Do not perform genetic testing for Y chromosome microdeletions as a screening test for all male patients with reproductive problems
Microdeletions of the Y chromosome are long arm submicroscopic alterations that cause the loss of different genes for the control of spermatogenesis. These microdeletions, “de novo” in most cases, can cause alterations in spermatogenesis ranging from complete azoospermia to severe oligozoospermia. The detection rate (DR) of this type of test is about 10% when performed on selected patients, so when the test is used with “diagnostic” value. Conversely, if the test is used as a “screening” test for all male patients with reproductive problems, the DR drops below 2%.
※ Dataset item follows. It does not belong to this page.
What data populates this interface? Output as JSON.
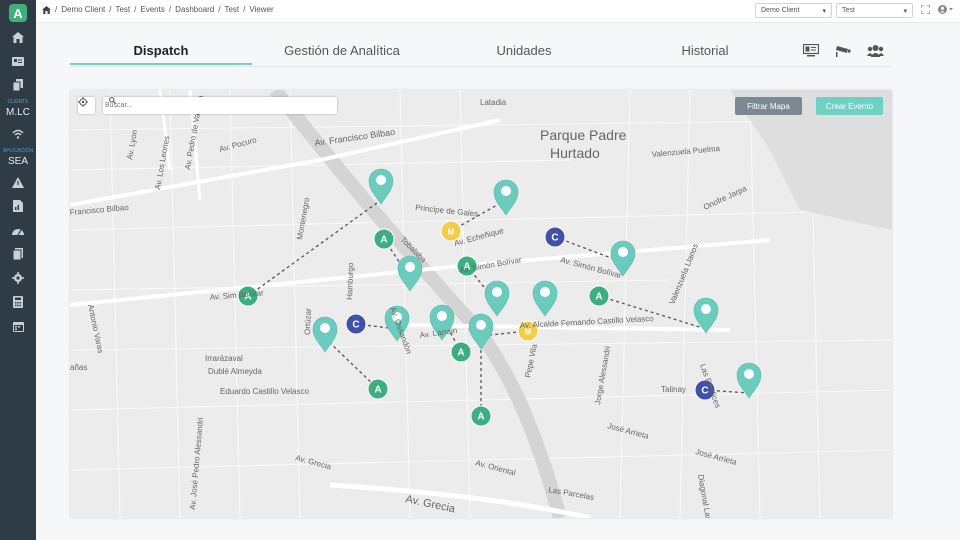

Good practice: do not require the test for the detection of Y microdeletions in normospermic patients, with mild oligozoospermia (sperm count >15ML/ml) or with obstructive azoospermia, even if initiated to a path of Medically Assisted Reproduction (MAP), and in any case before having excluded the presence of karyotype abnormalities or non-genetic causes of sterility.
Sources
1. Molecular and clinical characterization of Y chromosome microdeletions in infertile men: a 10-year experience in Italy.
2. Genetic testing in couples undergoing assisted reproduction technique protocols https://www.ncbi.nlm.nih.gov/pubmed/23495986
Stuppia L, Gatta V, Antonucci I, Giuliani R, Scioletti AP, Palka G. Expert Opin Med Diagn. 2009 Sep;3(5):571-83.
3. Linee Guida SIGU su “ Test genetici nel percorso della procreazione medicalmente assistita (PMA)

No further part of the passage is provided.